By Aruneel Sadadekar
June 06, 2016 10:18 IST

Zimbabwe will be the second time that the leg-spinner will represent India at the international level.
Few are aware that the then junior national chess champion represented India at the World Youth Chess Championship in Greece in 2002.
Yuzvendra Chahal, who Sunil Gavaskar hailed as the best young Indian talent of IPL 9 discusses his rise with Aruneel Sadadekar/Rediff.com

IMAGE: Yuzvendra Chahal celebrates yet another wicket. Photographs: BCCI.

Yuzvendra Chahal was named in India's squad for the limited overs series against Zimbabwe after a fine showing for the Royal Challengers Bangalore in IPL 9 that saw him finish as the second highest wicket-taker with 21 wickets from 13 games.

This will be the second time that the leg-spinner will represent India at the international level. Few are aware that Chahal, the then junior national chess champion, represented India at the World Youth Chess Championship in Greece in 2002.

Were you expecting a call from the selectors?

Frankly, I had no clue that a selection was supposed to be held for the Zimbabwe series. We (the Royal Challengers Bangalore team) had just returned from the game in Raipur against the Delhi Daredevils and I got a call from my family saying that I was selected.

I felt on top of the world. Soon my phone was busy. I celebrated it with a quiet dinner with my RCB teammates in Bengaluru.

Now when I reached my hometown in Jind, Haryana, the celebrations were enormous.

I am the first one from my district to be selected for India and we have had visitors from across the district to celebrate my selection.

Were you expecting it?

I had performed reasonably well in the last two IPL editions. My performances in domestic competitions were good. I knew that a national call wasn't too far.

 

IMAGE: RCB team-mate Travis Head congratulates Yuzvendra.

What do you think of Sunil Gavaskar's views about you?

A legend like him talking highly about me is truly a dream come true.

I need to mention that my recent success has been the result of my constant hard work.

The journey was memorable, but in no way easy.

You are a former junior national chess champion.

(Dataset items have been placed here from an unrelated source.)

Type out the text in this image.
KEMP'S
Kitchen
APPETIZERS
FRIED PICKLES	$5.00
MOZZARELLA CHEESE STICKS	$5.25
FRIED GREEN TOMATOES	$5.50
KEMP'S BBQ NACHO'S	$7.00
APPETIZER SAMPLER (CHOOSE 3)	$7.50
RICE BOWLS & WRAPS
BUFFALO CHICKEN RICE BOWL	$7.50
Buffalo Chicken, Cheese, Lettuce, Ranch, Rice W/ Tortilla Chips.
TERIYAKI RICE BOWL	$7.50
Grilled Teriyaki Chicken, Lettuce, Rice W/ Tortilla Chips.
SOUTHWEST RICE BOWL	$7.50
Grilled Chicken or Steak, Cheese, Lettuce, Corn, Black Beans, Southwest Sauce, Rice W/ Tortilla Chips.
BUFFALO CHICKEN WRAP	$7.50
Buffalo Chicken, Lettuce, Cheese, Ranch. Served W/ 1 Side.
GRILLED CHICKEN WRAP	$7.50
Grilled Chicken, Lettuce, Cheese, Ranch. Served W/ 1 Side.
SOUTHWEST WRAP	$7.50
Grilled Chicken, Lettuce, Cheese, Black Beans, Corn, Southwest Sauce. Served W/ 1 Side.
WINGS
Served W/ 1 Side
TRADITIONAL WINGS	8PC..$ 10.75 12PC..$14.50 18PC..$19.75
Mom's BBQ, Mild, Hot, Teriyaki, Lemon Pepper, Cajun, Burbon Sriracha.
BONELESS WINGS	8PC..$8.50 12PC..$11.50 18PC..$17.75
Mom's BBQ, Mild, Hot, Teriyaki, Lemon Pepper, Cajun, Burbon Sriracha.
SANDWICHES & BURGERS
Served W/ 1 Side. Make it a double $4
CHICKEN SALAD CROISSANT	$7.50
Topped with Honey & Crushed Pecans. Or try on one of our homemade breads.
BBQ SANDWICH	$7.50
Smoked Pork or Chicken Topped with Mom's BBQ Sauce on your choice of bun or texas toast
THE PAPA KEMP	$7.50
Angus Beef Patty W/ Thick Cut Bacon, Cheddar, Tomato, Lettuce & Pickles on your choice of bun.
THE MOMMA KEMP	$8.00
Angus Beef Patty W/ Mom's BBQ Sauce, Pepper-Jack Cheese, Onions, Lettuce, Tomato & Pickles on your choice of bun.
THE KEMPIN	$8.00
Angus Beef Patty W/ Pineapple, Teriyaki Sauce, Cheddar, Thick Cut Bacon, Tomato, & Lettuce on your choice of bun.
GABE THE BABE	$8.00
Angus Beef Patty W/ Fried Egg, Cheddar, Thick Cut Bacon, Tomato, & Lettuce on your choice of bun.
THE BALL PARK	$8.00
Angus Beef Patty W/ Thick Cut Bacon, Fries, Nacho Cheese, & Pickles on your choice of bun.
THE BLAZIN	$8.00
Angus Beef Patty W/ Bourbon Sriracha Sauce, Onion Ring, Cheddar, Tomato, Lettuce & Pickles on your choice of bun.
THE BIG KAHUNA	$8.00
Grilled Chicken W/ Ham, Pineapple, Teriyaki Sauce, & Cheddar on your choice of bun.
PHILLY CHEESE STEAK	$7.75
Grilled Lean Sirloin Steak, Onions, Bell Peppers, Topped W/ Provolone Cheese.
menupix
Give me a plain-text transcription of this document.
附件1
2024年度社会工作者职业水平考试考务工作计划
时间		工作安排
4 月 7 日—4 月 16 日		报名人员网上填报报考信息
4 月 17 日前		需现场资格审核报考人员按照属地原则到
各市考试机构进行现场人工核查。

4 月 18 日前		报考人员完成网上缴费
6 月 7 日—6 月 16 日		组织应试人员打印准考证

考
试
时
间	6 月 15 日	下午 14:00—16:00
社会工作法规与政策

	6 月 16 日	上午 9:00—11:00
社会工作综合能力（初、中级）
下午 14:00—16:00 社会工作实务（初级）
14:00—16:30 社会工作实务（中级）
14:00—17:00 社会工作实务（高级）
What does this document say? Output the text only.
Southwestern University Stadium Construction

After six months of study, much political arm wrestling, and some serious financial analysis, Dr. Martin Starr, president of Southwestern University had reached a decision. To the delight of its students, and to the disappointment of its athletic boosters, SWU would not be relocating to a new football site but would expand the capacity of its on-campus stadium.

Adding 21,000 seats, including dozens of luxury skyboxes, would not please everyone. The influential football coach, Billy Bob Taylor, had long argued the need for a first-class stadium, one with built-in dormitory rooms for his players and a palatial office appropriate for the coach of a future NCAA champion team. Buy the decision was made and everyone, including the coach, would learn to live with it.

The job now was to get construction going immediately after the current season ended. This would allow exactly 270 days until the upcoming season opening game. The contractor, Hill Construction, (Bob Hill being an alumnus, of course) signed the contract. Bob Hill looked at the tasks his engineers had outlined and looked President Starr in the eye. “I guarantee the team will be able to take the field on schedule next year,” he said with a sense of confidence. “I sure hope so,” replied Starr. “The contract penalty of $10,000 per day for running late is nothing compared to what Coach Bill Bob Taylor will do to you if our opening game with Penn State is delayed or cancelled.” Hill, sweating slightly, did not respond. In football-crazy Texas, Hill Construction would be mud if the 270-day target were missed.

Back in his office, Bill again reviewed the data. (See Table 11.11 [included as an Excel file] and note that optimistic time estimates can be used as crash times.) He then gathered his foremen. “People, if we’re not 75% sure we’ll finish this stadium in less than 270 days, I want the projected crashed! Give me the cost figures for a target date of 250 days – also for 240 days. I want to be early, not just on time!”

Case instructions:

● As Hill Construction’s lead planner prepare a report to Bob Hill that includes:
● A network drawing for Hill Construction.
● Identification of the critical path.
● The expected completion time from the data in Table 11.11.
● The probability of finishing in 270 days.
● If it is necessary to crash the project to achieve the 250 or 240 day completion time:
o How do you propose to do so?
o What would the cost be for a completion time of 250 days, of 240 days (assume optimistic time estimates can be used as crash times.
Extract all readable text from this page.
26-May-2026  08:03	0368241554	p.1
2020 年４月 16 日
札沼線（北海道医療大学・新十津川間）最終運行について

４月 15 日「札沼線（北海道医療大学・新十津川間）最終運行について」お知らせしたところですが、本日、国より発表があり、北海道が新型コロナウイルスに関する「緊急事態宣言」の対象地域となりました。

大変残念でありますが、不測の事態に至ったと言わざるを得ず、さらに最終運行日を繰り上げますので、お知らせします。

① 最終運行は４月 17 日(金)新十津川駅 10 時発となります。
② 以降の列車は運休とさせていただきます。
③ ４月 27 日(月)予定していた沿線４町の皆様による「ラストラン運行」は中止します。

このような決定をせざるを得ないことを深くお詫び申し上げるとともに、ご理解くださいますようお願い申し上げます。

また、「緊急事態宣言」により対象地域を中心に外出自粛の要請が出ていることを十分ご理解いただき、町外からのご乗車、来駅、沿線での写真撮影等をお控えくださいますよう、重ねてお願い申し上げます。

Tell us about your journey from the 64 squares board to the cricket pitch.

I used to play both chess and cricket when I was a kid. I started showing results in chess during the initial years, but later on cricket interested me more.

I knew the road to success in cricket would be tougher, but I was ready to put in the hard work.

My cricket has benefited a lot from my chess. It has helped me keep calm in pressure situations.

Chess has helped me plan my next move and play with the mindset of a batsman.

You took most of your wickets on the batting-heaven track at the M Chinnaswamy stadium in Bengaluru. What was your plan while bowling on that pitch?

I tried to keep it simple by tossing the ball and back my spin and variations.

When you think about too many things, like ground size and the pitch, you really can't bowl your heart out in T20 cricket.

I just back my strengths.

The ground, big or small, or the pitch, whether it is turning or no, it really doesn't matter to me.

 

IMAGE: RCB skipper Virat Kohli celebrates a stunning catch to dismiss Karun Nair of the Delhi Daredevils, Yuzvendra is at right.

Tell us about your RCB skipper, Virat Kohli.

He is a true role model for any cricketer, batsmen or bowler. The way Virat trains or follows his diet plan is an inspiration to us.

He and AB (de Villiers) played a crucial role in maintaining a positive vibe in the dressing room. Virat, in particular, is extremely focused and a genuine leader.

He gifted headphones to all of us with our names written on it after the Raipur game against the Delhi Daredevils. It was a special gesture after our last league match.

You dashed into de Villiers' helmet during the celebrations after the semi-final victory over the Gujarat Lions..

(Laughs) I apologised to AB. I saw him bleeding, but such things happen in the heat of the moment.

That victory was really special. We were almost out of the tournament at the half-way stage and here we were in the final.

We may have finished second, but for me reaching the final in such a dramatic fashion makes it a memorable season.

What are your plans for the Zimbabwe series?

It is a great opportunity for me to do well for my country.

I have learned a lot in the IPL from Virat Kohli and others. Now I want to learn from Mahendra Singh Dhoni and other senior members in the team.

I will continue to back my strengths when bowling in Zimbabwe.